Trabajaba para esos que vienen al barrio de vez en cuando con sacos de harina de maíz “made in usa”, con las caras blancas llena de crema para el sol y con la prisa que da no tener a un batallón de soldados mirando hacia todos los lados... Joseph era diferente, o tan idiota para no darse cuenta de donde estaba o bien no temía acabar como rehén de los barbudos.
A los barbudos los tenia controlados en mi trastienda vendiéndoles lo que me pidieran, a cambio me respetaban a la clientela. Salvo lápices y aspirinas, aún me quedaban lanzagranadas soviéticos y collares de cuentas yemeníes para una larga temporada.
Un día tuve un sueño y todo cambió... sobrevivir no era vivir... En los últimos treinta años he visto como ha cambiado mi barrio, y siempre a peor, esperando como el suicida que llegue el final del acantilado...sobrevivir no es vivir...la esperanza de tiempos mejores acabó junto a mis últimos lápices. No queda nada de nosotros salvo el recuerdo de unos tiempos miserables mejorados a golpes de más dolor... ya no escuchan risas, incluso el tonto del barrio ha dejado de hacer bufonadas...
…La torre cayó. De repente como en Babel, dejamos de hablar el mismo idioma. Vecinos, hermanos de miseria empezaron a reivindicar algo que ni siquiera ellos sabían que era.
Los barbudos querían vivir con los barbudos, los bajos con sus semejantes enanos, los idiotas con los idiotas . . .y así como si de un juego infantil se tratara, la gente dejó de hablarse...y empezaron a quemar libros... ya se sabe que viene detrás.

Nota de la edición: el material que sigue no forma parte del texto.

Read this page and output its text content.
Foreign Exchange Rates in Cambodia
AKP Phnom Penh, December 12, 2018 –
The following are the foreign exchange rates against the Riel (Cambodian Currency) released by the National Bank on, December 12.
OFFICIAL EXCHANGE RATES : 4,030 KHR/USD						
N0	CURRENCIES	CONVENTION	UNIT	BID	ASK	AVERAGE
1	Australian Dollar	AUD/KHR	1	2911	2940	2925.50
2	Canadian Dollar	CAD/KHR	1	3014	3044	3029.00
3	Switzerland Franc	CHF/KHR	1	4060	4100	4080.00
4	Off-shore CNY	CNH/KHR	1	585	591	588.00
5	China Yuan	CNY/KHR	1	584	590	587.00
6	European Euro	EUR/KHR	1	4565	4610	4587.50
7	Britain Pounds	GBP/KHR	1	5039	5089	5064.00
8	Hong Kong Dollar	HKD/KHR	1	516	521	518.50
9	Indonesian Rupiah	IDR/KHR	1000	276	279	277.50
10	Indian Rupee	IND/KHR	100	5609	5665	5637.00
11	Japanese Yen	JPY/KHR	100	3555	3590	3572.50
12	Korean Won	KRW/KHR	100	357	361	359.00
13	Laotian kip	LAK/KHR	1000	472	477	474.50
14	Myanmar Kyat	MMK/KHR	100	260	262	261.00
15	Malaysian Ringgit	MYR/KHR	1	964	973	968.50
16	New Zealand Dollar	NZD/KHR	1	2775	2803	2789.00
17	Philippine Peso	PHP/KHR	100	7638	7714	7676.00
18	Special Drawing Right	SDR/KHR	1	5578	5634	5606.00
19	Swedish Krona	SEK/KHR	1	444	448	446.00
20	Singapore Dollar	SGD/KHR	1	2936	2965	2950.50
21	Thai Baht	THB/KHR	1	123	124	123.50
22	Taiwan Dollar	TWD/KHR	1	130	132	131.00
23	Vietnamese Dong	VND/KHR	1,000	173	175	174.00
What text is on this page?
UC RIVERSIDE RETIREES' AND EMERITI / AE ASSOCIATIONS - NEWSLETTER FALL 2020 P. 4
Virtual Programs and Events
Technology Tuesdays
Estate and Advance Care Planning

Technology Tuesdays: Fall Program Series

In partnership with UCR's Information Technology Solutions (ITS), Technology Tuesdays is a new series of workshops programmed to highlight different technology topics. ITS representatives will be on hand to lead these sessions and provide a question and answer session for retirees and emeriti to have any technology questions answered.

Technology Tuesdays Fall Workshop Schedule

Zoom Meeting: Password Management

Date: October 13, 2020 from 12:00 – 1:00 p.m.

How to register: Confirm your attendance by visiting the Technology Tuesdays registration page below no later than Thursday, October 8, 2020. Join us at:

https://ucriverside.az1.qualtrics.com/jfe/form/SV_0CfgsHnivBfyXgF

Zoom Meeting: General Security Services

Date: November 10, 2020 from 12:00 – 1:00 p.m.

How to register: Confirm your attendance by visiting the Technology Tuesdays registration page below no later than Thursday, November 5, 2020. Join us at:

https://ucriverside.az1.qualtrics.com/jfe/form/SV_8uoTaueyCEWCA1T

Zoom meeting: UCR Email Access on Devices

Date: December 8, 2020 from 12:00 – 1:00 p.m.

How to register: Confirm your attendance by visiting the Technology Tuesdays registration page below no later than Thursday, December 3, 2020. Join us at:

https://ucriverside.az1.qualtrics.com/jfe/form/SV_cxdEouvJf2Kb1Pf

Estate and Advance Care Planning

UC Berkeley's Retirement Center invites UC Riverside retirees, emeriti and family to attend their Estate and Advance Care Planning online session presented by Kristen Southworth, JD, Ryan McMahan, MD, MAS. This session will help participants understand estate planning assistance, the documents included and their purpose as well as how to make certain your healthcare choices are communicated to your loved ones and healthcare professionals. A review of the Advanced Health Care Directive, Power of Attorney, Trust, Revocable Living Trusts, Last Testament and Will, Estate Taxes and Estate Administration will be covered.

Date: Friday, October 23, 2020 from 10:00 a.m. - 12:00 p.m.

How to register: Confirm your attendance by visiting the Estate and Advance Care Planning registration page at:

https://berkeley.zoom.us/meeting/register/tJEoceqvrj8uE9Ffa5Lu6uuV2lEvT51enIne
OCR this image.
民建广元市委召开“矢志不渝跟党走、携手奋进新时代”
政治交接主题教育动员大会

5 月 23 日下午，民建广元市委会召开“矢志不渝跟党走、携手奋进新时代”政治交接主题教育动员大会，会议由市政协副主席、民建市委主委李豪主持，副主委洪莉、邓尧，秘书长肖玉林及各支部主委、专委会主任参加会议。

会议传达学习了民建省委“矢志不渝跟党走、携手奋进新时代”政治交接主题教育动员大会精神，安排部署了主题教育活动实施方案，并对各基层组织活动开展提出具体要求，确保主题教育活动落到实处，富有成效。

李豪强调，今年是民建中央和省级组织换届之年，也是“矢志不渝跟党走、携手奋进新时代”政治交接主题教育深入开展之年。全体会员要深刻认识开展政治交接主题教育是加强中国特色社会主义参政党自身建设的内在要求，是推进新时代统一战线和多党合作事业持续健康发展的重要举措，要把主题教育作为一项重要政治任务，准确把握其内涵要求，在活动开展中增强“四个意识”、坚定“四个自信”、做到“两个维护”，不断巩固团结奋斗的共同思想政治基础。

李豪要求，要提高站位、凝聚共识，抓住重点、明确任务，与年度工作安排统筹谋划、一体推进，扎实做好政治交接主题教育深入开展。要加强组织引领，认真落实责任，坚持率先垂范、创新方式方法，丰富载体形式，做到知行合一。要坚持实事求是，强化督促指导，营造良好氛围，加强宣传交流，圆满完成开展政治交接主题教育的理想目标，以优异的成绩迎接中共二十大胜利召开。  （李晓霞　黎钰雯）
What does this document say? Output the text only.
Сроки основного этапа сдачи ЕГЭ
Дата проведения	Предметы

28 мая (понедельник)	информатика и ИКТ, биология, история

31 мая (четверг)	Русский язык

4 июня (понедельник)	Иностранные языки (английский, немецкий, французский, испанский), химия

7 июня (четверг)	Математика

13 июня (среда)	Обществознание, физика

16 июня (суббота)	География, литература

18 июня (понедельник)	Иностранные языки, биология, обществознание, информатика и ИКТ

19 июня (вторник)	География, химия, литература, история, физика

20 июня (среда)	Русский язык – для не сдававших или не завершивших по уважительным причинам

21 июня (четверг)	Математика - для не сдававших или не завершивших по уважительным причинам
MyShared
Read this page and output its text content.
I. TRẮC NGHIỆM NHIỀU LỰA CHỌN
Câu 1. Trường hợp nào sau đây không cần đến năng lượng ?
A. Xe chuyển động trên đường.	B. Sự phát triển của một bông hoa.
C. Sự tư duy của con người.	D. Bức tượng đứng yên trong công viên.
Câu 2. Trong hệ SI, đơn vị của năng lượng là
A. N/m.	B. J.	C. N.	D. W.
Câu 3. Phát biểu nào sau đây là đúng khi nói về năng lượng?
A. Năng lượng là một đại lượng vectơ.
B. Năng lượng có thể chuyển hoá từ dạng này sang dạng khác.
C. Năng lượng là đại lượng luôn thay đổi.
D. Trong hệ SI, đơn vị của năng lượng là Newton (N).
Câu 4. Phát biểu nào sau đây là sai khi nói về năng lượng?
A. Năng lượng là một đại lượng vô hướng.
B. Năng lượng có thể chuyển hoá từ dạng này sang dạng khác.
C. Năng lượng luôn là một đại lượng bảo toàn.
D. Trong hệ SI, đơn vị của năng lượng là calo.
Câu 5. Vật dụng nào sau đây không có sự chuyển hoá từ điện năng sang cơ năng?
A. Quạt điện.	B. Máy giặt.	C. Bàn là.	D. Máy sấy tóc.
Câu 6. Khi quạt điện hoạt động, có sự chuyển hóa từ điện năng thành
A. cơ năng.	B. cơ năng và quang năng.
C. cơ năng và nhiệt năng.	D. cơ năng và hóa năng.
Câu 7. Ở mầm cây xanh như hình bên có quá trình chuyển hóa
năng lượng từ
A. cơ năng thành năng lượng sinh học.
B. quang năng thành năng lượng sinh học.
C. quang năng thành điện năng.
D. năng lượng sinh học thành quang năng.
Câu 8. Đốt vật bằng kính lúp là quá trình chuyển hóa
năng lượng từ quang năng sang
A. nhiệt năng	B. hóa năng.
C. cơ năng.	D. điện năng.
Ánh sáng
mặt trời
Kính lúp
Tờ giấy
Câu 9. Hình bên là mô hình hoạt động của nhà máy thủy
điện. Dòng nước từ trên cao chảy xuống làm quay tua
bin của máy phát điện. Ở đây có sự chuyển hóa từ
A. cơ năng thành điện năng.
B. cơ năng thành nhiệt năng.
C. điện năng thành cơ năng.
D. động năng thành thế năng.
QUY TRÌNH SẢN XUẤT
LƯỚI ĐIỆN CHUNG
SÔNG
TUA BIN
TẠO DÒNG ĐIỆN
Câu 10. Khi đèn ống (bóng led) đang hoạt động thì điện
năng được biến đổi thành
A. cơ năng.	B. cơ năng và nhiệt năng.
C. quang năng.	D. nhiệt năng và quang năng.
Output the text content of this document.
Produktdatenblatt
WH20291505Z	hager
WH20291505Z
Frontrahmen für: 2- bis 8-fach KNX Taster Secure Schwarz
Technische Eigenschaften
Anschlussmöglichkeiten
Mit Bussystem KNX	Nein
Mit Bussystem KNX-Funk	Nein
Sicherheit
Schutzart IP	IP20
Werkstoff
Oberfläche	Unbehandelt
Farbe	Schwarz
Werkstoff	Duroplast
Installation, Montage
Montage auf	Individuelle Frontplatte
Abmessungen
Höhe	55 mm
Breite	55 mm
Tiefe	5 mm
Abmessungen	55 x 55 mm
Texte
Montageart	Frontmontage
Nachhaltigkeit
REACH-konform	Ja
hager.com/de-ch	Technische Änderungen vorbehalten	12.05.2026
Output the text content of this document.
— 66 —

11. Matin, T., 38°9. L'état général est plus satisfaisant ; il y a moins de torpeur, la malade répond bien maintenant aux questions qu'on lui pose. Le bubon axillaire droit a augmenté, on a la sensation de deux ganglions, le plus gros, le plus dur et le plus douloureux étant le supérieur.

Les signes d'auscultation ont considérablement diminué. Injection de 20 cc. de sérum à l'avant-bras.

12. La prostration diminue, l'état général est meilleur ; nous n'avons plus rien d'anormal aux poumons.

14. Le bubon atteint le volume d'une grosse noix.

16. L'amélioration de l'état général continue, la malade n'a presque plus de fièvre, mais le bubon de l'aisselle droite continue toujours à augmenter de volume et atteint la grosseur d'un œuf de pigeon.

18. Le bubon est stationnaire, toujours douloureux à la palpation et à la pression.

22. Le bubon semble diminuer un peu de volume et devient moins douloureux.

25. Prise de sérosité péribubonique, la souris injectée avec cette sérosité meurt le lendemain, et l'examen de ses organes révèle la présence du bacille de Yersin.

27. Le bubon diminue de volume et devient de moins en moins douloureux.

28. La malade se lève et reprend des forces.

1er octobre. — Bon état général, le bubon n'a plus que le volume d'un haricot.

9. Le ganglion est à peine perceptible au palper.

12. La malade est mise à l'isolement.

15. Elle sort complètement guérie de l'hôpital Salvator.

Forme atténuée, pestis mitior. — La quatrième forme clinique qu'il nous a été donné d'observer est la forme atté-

¿Qué ha dejado de pasar para que no pase nada? El ciclo de la vida se ha invertido, se nace muerto, se muere para vivir, los hijos sustentan a madres viudas, se enviuda antes de casarse. Los adultos juegan, los niños tiran de carros con miradas tristes sin tener a un poeta que los quiera...
Cada noche subo a mirar las estrellas, me quedo tumbado pensando...después creo haber encontrado una solución para el día que se avecina... la llave que nos abrirá las puertas del cielo en la tierra... cada mañana descubro que han cambiado la cerradura... nada es igual al día anterior pero nada ha cambiado... y los niños siguen tirando de carros... y las mujeres siguen viudas... y los poetas venden verduras en el mercado…
La suerte guió los pasos de Joseph a nuestro barrio. A pesar de ser extranjero, era con el único que podía hablar de mis noches en vela, los del barrio me abrían tomado por loco, y ya tenemos uno que lo hace muy bien para su edad; setenta cumplirá el mes que viene y aún es capaz de trepar palmeras en la época del dátil.
Dejamos de lamentarnos y entre todos reunimos el cerebro necesario para idear nuestra particular liberación y el resto, la suerte, ya no importaba.